I scratched my head until another shop assistant approached us, and the women began nodding knowingly. Beckett, apparently, is a favourite among book thieves. There are , famously, certain authors and titles that are prone to getting stolen – William S. Burroughs, Italo Calvino, Raymond Chandler, Jack Kerouac, et al. Terry Pratchett, a refreshing departure from the usual, über-trendy suspects above, has joked about being the most stolen author in Britain. I knew Charles Bukowski always featured highly on America’s most pilfered – but I didn’t know he was a big-hitter here too. Yeah, the women at Waterstones said, there was a time when they couldn’t put him on the shelves. He’d have to be sold behind the counter, like contraband. It sounded outlandish, like something from a Woody Allen film.

Who were these well-read thieves who nicked poetry? Students? Teenagers? I vaguely remembered a time when stealing something was an activity shared by my wayward North London peer group (I’m drawing back to misspent Saturday afternoons at Brent Cross, decades ago, when my loot may have included the odd Jackie Collins), but would teenagers nowadays spend precious YouTube time robbing bookshops?
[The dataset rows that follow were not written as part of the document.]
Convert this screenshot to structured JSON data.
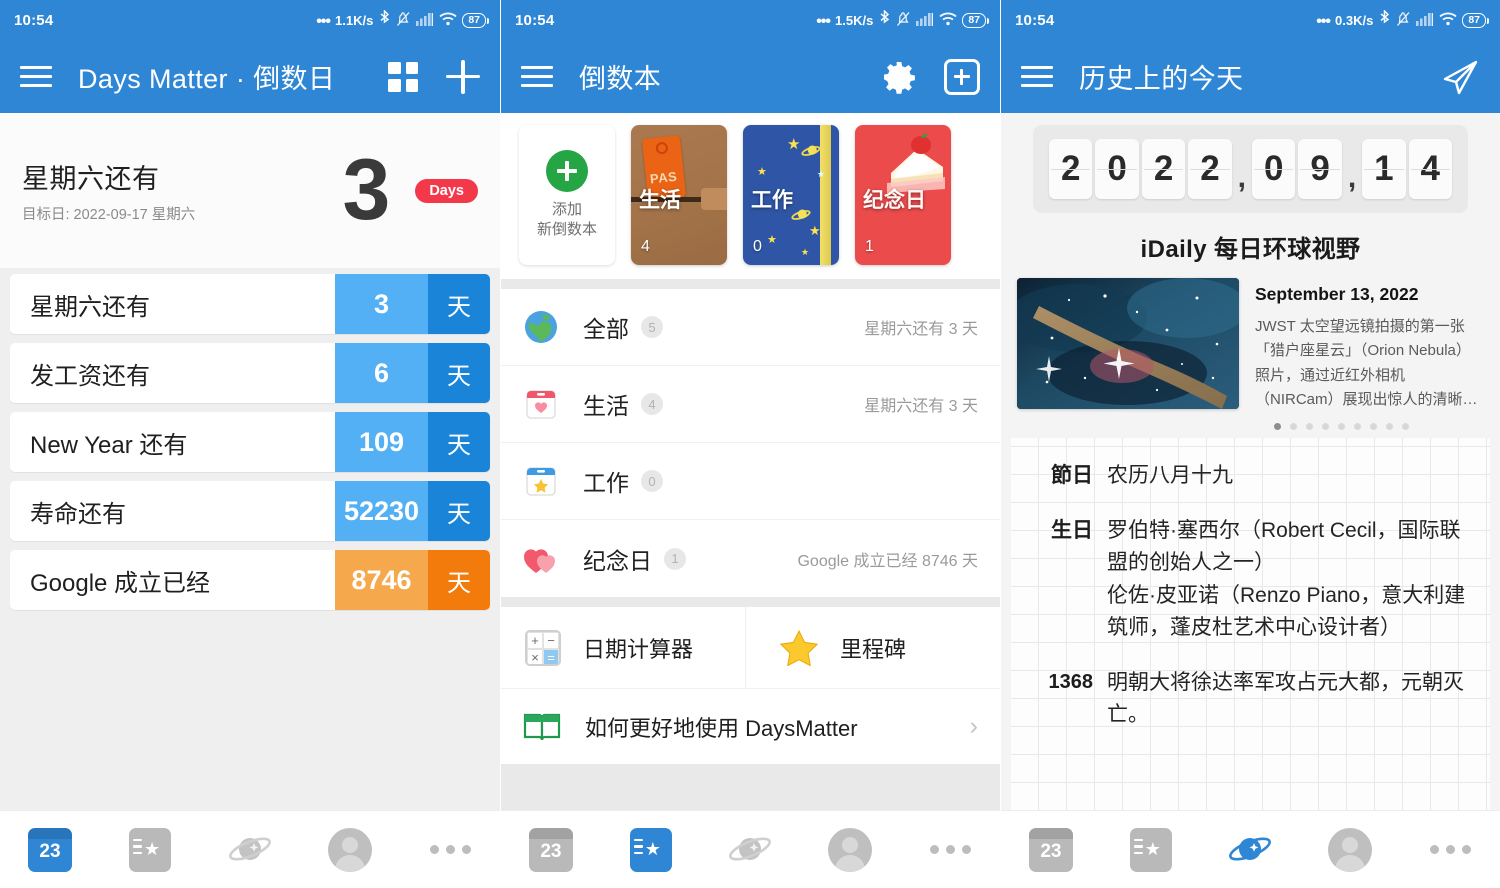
{
  "panels": [
    {
      "status": {
        "time": "10:54",
        "net_speed": "1.1K/s",
        "battery": "87"
      },
      "appbar": {
        "title": "Days Matter · 倒数日"
      },
      "hero": {
        "title": "星期六还有",
        "subtitle": "目标日: 2022-09-17 星期六",
        "number": "3",
        "badge": "Days"
      },
      "rows": [
        {
          "label": "星期六还有",
          "value": "3",
          "unit": "天",
          "color": "blue"
        },
        {
          "label": "发工资还有",
          "value": "6",
          "unit": "天",
          "color": "blue"
        },
        {
          "label": "New Year 还有",
          "value": "109",
          "unit": "天",
          "color": "blue"
        },
        {
          "label": "寿命还有",
          "value": "52230",
          "unit": "天",
          "color": "blue"
        },
        {
          "label": "Google 成立已经",
          "value": "8746",
          "unit": "天",
          "color": "orange"
        }
      ],
      "nav": {
        "active": "calendar"
      }
    },
    {
      "status": {
        "time": "10:54",
        "net_speed": "1.5K/s",
        "battery": "87"
      },
      "appbar": {
        "title": "倒数本"
      },
      "notebooks": [
        {
          "kind": "add",
          "line1": "添加",
          "line2": "新倒数本"
        },
        {
          "kind": "life",
          "name": "生活",
          "count": "4"
        },
        {
          "kind": "work",
          "name": "工作",
          "count": "0"
        },
        {
          "kind": "anniversary",
          "name": "纪念日",
          "count": "1"
        }
      ],
      "categories": [
        {
          "label": "全部",
          "badge": "5",
          "right": "星期六还有 3 天",
          "icon": "globe-icon"
        },
        {
          "label": "生活",
          "badge": "4",
          "right": "星期六还有 3 天",
          "icon": "calendar-heart-icon"
        },
        {
          "label": "工作",
          "badge": "0",
          "right": "",
          "icon": "calendar-star-icon"
        },
        {
          "label": "纪念日",
          "badge": "1",
          "right": "Google 成立已经 8746 天",
          "icon": "hearts-icon"
        }
      ],
      "tools": [
        {
          "label": "日期计算器",
          "icon": "calculator-icon"
        },
        {
          "label": "里程碑",
          "icon": "star-icon"
        }
      ],
      "help": {
        "label": "如何更好地使用 DaysMatter",
        "icon": "book-icon"
      },
      "nav": {
        "active": "notebook"
      }
    },
    {
      "status": {
        "time": "10:54",
        "net_speed": "0.3K/s",
        "battery": "87"
      },
      "appbar": {
        "title": "历史上的今天"
      },
      "flipdate": {
        "digits": [
          "2",
          "0",
          "2",
          "2",
          "0",
          "9",
          "1",
          "4"
        ],
        "separators": [
          ",",
          ","
        ]
      },
      "idaily_title": "iDaily 每日环球视野",
      "news": {
        "date": "September 13, 2022",
        "body": "JWST 太空望远镜拍摄的第一张「猎户座星云」（Orion Nebula）照片，通过近红外相机（NIRCam）展现出惊人的清晰…",
        "dots_total": 9,
        "dots_active": 1
      },
      "history": [
        {
          "key": "節日",
          "value": "农历八月十九"
        },
        {
          "key": "生日",
          "value": "罗伯特·塞西尔（Robert Cecil，国际联盟的创始人之一）\n伦佐·皮亚诺（Renzo Piano，意大利建筑师，蓬皮杜艺术中心设计者）"
        },
        {
          "key": "1368",
          "value": "明朝大将徐达率军攻占元大都，元朝灭亡。"
        }
      ],
      "nav": {
        "active": "planet"
      }
    }
  ],
  "colors": {
    "brand_blue": "#2f86d5",
    "row_blue_light": "#54b0f5",
    "row_blue_dark": "#1a84d8",
    "row_orange_light": "#f6a84d",
    "row_orange_dark": "#f37b0b",
    "badge_red": "#f3384a"
  }
}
It couldn’t be put down to poverty either because we can all buy books for next to nothing on Amazon and in Asda. Or go to the library (let’s not start on books stolen there).
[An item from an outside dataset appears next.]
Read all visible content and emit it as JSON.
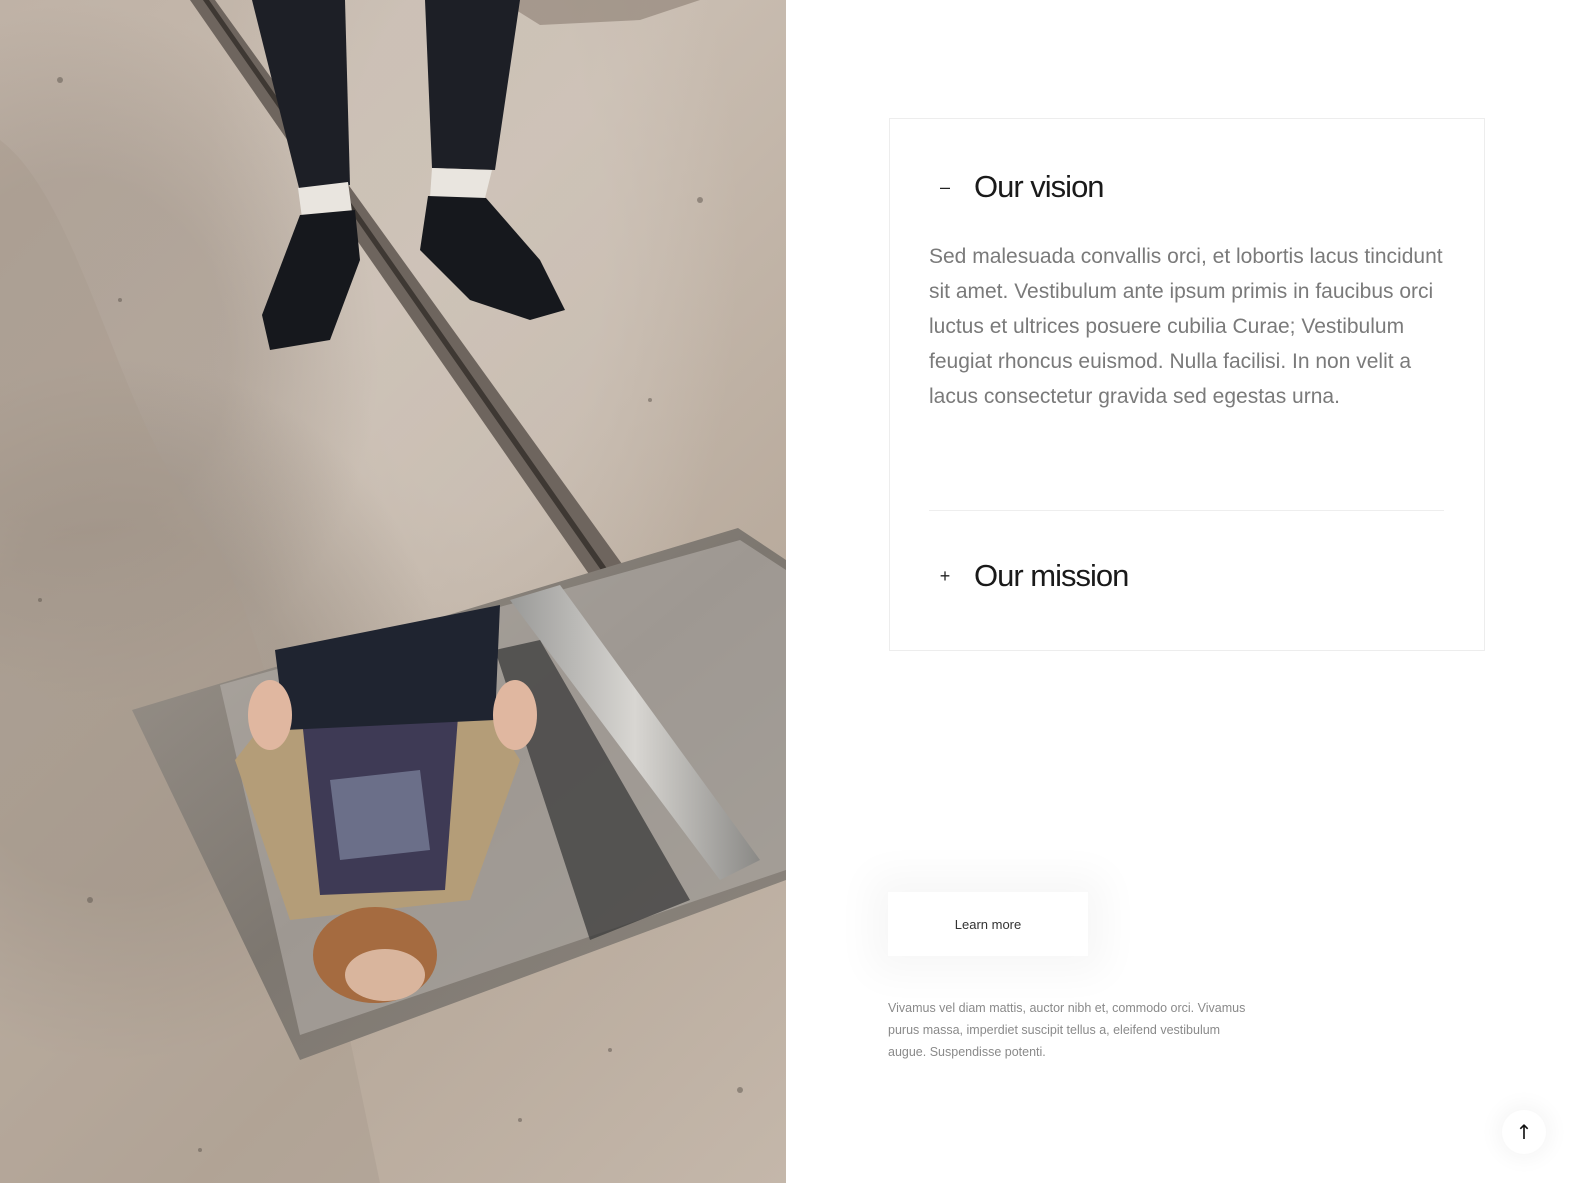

The women at Waterstones didn’t think it had anything to do with price. They reckoned that certain authors were cooler to steal than to buy. Perhaps the removal of Beckett and Bukowski equated to an Eng Lit or drama student’s protest against the “system” rather like Abi Hoffman’s anti-Capitalist Steal This Book campaign of the 1970s. To steal was to “liberate” and unpin the corporate behemoth. And for those who feel sorry for the writer’s loss in book sales, there is the handy Karl Marx quote that separates the job of the writer from the “grubby” incentive of doing it to make money: “The writer must earn money in order to be able to live and write, but he must by no means live and write for the purpose of making money.” He certainly won’t if his books are swiped from Waterstones, so all is good in Marx’s world.

With booksellers’ wars as they are –the giant chain retailer against the tiny independent bookseller – book thieves might fancy themselves  Robin Hood warriors, taking from the rich, to give to the... oh, never mind that bit.  Matt Hubbard, owner of Halcyon Books in Greenwich, reports that stolen books are indeed more a thing of the past in his shop. “We used to get lots of philosophy books stolen. We’d joke that they’d come back and steal the psychology books to find out why they did it. These days, we don’t lose too much. The odd person dashes out of the shop with a £1 sale book.” Either way, it’s more good news for online booksellers. It’s hard to steal from the internet. Which brings me back to the Beckett collection, for which I broke my own rule when the book dropped on my doormat just as Amazon had promised it would the very next morning.